The SNPs that are unique to individual populations are overwhelmingly SNPs with allele frequencies of <0.1. It is possible that more common SNPs point to regions of shared genetic material between populations while rare SNPs differentiate the differen populations.
## Squared Correlation Coefficient Analysis ##
```{r, echo=FALSE}
# Function to plot color bar
color.bar <- function(lut, min, max=-min, nticks=11, ticks=seq(min, max, len=nticks), title='') {
scale = (length(lut)-1)/(max-min)
dev.new(width=1.75, height=5)
plot(c(0,10), c(min,max), type='n', bty='n', xaxt='n', xlab='', yaxt='n', ylab='', main=title)
axis(2, ticks, las=1)
for (i in 1:(length(lut)-1)) {
y = (i-1)/scale + min
rect(0,y,10,y+1/scale, col=lut[i], border=NA)
}
}
legend.col <- function(col, lev){
# From http://aurelienmadouasse.wordpress.com/2012/01/13/legend-for-a-continuous-color-scale-in-r/
opar <- par
n <- length(col)
bx <- par("usr")
box.cx <- c(bx[2] + (bx[2] - bx[1]) / 1000,
bx[2] + (bx[2] - bx[1]) / 1000 + (bx[2] - bx[1]) / 50)
box.cy <- c(bx[3], bx[3])
box.sy <- (bx[4] - bx[3]) / n
xx <- rep(box.cx, each = 2)
par(xpd = TRUE)
for(i in 1:n){
yy <- c(box.cy[1] + (box.sy * (i - 1)),
box.cy[1] + (box.sy * (i)),
box.cy[1] + (box.sy * (i)),
box.cy[1] + (box.sy * (i - 1)))
polygon(xx, yy, col = col[i], border = col[i])
}
par(new = TRUE)
plot(0, 0, type = "n",
ylim = c(min(lev), max(lev)),
yaxt = "n", ylab = "",
xaxt = "n", xlab = "",
frame.plot = FALSE)
axis(side = 4, las = 2, tick = FALSE, line = .25)
par <- opar
}
scc_file <- 'CEU_sq_corr_coef.geno.ld'
scc <- read.table(file.path(work_dir,scc_file), header = TRUE)
scc_names <- append(names(scc), 'DIST')
scc <- cbind(scc, abs(scc$POS1 - scc$POS2))
names(scc) <- scc_names
snp_names <- unique(scc$POS1)
pos1 <- unique(scc$POS1)
pos2 <- unique(scc$POS2)
scc_mat <- matrix(nrow = length(snp_names), ncol=length(snp_names))
rownames(scc_mat) <- pos1
colnames(scc_mat) <- pos2
## Fill in matrix
#pb <- txtProgressBar(min = 0, max = dim(scc)[1], style = 3)
for (i in 1:dim(scc)[1]){
# setTxtProgressBar(pb, i)
row <- as.character(scc$POS1[i])
col <- as.character(scc$POS2[i])
value <- unlist(scc$R.2[i])
scc_mat[row,col] <- value
}
#close(pb)
# Sort rows and columns by name
scc_mat <- scc_mat[,order(colnames(scc_mat))]
scc_mat <- scc_mat[order(rownames(scc_mat)),]
temp_label <- vector(mode='character', length = dim(scc_mat)[1])
heatmap(scc_mat, na.rm=FALSE, Rowv=NA, Colv=NA, labRow=temp_label,
labCol=temp_label,
scale='none', col=cm.colors(256),
main = 'Heatmap of pairwise correlation values',
keep.dendro=FALSE)
legend.col(col = cm.colors(256), lev = scc$R.2)
## Still not right....
```
The squared correlation coefficient relates to the linkage disequilibrium between two SNPs.
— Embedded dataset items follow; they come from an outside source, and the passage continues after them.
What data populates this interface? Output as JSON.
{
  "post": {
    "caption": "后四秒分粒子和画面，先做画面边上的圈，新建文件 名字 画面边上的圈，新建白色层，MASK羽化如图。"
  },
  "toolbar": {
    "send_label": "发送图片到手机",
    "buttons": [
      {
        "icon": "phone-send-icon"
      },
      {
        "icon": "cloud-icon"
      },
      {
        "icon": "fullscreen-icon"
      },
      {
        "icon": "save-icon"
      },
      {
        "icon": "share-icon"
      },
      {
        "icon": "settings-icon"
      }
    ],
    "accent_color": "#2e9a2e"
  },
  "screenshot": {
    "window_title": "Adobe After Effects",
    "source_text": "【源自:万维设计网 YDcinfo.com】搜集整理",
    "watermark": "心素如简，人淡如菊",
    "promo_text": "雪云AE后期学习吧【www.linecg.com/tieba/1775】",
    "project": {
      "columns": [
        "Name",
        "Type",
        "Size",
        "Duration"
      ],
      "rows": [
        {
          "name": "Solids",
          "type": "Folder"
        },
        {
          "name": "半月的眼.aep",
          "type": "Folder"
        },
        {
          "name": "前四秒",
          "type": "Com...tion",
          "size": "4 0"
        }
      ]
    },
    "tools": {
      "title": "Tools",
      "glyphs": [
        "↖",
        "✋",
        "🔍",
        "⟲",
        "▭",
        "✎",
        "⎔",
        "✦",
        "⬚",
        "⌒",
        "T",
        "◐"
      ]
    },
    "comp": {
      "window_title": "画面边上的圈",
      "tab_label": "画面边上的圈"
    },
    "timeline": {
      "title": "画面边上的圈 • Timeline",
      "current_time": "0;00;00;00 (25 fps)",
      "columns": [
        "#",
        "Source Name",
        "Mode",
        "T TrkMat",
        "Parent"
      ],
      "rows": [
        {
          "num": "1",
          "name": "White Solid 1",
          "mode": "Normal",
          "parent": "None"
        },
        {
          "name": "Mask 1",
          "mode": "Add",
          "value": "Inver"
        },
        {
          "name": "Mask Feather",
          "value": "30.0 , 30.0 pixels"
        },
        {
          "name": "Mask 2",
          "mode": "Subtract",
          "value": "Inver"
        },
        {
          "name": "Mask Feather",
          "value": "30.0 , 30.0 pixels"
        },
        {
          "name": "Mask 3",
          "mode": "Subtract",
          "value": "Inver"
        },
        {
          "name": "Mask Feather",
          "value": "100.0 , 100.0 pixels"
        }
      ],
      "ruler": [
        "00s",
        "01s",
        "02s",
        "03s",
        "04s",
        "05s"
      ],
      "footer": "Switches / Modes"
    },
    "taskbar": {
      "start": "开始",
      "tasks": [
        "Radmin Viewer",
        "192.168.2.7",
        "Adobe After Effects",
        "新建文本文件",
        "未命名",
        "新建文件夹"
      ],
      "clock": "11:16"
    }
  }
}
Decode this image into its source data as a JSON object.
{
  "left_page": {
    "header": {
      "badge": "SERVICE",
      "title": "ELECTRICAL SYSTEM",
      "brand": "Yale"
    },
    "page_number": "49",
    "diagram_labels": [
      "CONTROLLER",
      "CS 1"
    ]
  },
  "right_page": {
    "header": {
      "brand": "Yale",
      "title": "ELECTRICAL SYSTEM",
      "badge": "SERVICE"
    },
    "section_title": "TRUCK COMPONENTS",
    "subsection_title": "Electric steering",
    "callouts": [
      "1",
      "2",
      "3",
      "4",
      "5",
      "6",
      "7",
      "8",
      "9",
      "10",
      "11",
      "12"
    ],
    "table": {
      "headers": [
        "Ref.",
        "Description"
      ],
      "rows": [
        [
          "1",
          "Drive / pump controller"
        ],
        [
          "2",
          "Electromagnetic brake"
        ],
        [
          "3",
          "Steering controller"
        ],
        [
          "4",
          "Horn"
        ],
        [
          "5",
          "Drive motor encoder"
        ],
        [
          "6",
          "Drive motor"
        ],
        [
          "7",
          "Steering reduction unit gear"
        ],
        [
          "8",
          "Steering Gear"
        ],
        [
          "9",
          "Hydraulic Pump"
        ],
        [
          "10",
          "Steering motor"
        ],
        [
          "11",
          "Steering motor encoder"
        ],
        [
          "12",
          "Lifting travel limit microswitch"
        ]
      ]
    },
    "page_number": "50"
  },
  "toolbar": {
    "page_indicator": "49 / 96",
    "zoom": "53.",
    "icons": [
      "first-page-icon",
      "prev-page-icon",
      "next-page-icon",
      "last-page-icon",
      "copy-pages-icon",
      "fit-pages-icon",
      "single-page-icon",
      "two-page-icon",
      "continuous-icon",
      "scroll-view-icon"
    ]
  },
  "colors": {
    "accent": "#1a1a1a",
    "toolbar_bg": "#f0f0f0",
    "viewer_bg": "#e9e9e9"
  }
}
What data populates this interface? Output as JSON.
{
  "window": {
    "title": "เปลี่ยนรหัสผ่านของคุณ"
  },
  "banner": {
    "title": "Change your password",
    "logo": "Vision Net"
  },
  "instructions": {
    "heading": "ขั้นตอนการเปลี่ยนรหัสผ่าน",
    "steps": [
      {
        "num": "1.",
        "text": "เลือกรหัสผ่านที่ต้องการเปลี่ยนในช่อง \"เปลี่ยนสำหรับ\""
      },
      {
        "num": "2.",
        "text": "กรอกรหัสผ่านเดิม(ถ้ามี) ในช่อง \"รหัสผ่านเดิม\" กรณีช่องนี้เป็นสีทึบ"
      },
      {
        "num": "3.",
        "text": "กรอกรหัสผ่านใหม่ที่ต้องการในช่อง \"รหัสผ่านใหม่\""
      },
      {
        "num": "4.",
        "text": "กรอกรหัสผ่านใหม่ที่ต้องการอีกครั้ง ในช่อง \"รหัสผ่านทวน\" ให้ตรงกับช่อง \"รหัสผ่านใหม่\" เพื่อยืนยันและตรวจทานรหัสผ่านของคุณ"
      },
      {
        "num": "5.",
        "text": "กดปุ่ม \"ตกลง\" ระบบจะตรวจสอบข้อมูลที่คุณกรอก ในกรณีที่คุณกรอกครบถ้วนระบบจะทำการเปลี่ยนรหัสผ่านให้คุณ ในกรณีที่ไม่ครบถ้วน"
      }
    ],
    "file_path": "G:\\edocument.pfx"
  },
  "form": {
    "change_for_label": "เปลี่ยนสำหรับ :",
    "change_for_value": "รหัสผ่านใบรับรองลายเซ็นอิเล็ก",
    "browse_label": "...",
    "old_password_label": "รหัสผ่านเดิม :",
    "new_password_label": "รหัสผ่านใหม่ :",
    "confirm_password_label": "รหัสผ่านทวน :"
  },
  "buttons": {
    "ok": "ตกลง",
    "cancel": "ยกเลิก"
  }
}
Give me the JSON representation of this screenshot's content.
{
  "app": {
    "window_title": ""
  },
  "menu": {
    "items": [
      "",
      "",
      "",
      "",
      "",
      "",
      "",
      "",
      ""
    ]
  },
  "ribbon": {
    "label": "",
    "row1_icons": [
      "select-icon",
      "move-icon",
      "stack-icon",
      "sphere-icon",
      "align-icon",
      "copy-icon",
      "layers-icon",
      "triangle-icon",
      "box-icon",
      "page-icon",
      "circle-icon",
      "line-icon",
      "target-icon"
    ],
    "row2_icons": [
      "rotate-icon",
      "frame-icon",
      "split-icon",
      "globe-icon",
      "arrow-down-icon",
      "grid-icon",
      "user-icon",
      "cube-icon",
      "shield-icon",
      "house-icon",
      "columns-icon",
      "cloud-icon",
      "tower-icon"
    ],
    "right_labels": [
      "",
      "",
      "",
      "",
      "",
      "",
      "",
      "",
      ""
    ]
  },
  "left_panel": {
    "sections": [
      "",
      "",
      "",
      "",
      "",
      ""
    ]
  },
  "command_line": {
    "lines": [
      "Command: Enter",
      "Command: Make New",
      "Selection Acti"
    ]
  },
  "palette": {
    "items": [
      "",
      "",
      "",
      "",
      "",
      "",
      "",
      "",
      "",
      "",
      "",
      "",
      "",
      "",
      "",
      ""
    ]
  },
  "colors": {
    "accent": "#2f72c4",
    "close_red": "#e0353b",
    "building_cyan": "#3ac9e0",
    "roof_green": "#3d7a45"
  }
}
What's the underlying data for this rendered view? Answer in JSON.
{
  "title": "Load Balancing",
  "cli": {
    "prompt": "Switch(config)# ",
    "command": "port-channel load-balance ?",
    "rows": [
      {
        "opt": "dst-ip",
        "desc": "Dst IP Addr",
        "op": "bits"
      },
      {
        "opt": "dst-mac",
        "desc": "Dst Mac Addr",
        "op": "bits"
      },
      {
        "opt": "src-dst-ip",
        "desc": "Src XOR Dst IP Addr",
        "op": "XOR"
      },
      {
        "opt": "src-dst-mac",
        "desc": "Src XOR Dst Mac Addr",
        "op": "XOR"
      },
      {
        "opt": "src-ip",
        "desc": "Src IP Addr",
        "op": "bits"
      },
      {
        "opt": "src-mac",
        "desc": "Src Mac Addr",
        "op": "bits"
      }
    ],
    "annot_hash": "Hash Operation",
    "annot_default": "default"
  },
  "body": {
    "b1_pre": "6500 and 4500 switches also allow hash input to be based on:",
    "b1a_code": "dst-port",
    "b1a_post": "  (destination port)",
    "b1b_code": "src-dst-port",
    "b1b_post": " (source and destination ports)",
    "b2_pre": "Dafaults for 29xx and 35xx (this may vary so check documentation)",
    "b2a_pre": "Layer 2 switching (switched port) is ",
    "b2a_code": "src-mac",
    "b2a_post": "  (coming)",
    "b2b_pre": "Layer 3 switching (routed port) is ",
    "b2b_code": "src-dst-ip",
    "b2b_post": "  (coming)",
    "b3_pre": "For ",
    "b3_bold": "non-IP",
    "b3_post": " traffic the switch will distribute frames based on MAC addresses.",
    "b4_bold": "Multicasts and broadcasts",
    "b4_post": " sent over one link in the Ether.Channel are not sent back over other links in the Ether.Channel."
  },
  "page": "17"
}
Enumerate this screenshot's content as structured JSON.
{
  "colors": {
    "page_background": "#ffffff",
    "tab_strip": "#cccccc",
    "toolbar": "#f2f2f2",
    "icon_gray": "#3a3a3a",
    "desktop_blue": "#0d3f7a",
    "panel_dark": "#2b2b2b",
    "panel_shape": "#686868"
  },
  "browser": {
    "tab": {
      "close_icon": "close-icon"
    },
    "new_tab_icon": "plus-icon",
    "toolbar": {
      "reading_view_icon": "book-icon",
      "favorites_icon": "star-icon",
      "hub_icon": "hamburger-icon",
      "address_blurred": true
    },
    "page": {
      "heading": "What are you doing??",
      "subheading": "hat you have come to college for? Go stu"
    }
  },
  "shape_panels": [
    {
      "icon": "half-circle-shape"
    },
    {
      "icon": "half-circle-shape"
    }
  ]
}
A strong correlation, value close to 1, indicates two SNPs are seen together often, meaning they are inherited together. The blocks show regions of the chromosome that are inherited together. In this example, region3, there are three large blocks of SNPs that are inherited together. The further away two SNPs are, the more likely they will be separated during recombination leading to lower correlation between the two SNPs.